Since Edward Capell first proposed the idea in 1780, scholars have pointed to Montaigne as an influence on William Shakespeare, who would have had access to John Florio's translation of Montaigne's Essais, published in English in 1603; a scene in Shakespeare's play The Tempest "follows the wording of Florio [translating Of Cannibals] so closely that his indebtedness is unmistakable". Most parallels between the two writers may be explained, however, as literary commonplaces; relative to works by Miguel de Cervantes and Shakespeare, similarities with writers in other countries could be due to shared study of Latin moral and philosophical writers, such as Seneca the Younger, Horace, Ovid, and Virgil.

Much of Blaise Pascal's scepticism in his Pensées has traditionally been attributed to his reading Montaigne. Pascal listed Montaigne and Epictetus as the two philosophers with whom he was most familiar.

The English essayist William Hazlitt expressed unlimited admiration for Montaigne, exclaiming that "he was the first who had the courage to say as an author what he felt as a man. ... He was neither a pedant nor a bigot. ... In treating of men and manners, he spoke of them as he found them, not according to preconceived notions and abstract dogmas". Beginning most clearly with essays in the familiar style in his own collection Table-Talk, Hazlitt sought to follow Montaigne's example.

The American philosopher Ralph Waldo Emerson chose "Montaigne; or, the Skeptic" as the subject of one lecture in a series titled Representative Men. Emerson said of his experience reading Montaigne that "It seemed to me as if I had myself written the book, in some former life, so sincerely it spoke to my thought and experience." He considers Montaigne "the frankest and honestest of all writers," and describes his Essays as "an entertaining soliloquy on every random topic that comes into his head; treating everything without ceremony, yet with masculine sense. There have been men with deeper insight; but, one would say, never a man with such abundance of thoughts: he is never dull, never insincere, and has the genius to make the reader care for all that he cares for."

The German philosopher Friedrich Nietzsche evaluated Montaigne as follows: "That such a man wrote has truly augmented the joy of living on this Earth". The French critic Charles Augustin Sainte-Beuve advised that "to restore lucidity and proportion to our judgments, let us read every evening a page of Montaigne." Stefan Zweig drew inspiration from one of Montaigne's quotations for the title of his polemical essay A Conscience Against Violence.

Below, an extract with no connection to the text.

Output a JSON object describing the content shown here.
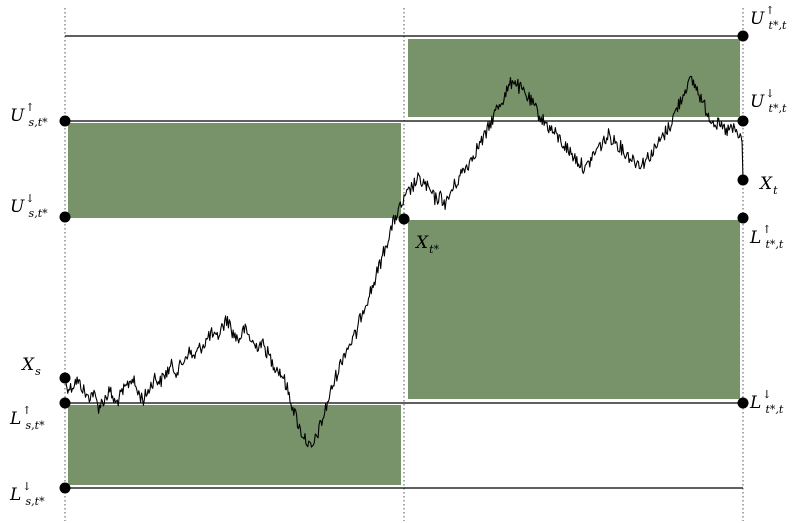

The American philosopher Eric Hoffer employed Montaigne in both style and thought. In his memoir, Truth Imagined, he said of Montaigne that "He was writing about me. He knew my innermost thoughts." The British novelist John Cowper Powys expressed admiration for Montaigne's philosophy in his books, Suspended Judgements (1916) and The Pleasures of Literature (1938). The American theorist Judith N. Shklar introduces her book Ordinary Vices (1984) as follows: "It is only if we step outside the divinely ruled moral universe that we can really put our minds to the common ills we inflict upon one another each day. That is what Montaigne did and that is why he is the hero of this book. In spirit he is on every one of its pages...".

The 20th-century literary critic Erich Auerbach called Montaigne the first modern man. In his book Mimesis (in Chapter 12), Auerbach writes that "Among all his contemporaries he had the clearest conception of the problem of man's self-orientation; that is, the task of making oneself at home in existence without fixed points of support".

==Possible discovery of remains==

On 20 November 2019, the Musée d'Aquitaine announced that human remains found in the basement a year earlier might belong to Montaigne. Investigation of these remains, postponed because of the COVID-19 pandemic, resumed in September 2020. DNA and bone analysis and facial reconstructions point to the remains in all likelihood belonging to Montaigne, though until some of his descendants are identified for further DNA confirmation, the identification cannot be 100% sure.

== Commemoration ==
Montaigne's birthdate served as the basis for establishing National Essay Day in the United States.

The humanities branch of the University of Bordeaux is named after Montaigne: Université Michel de Montaigne Bordeaux 3.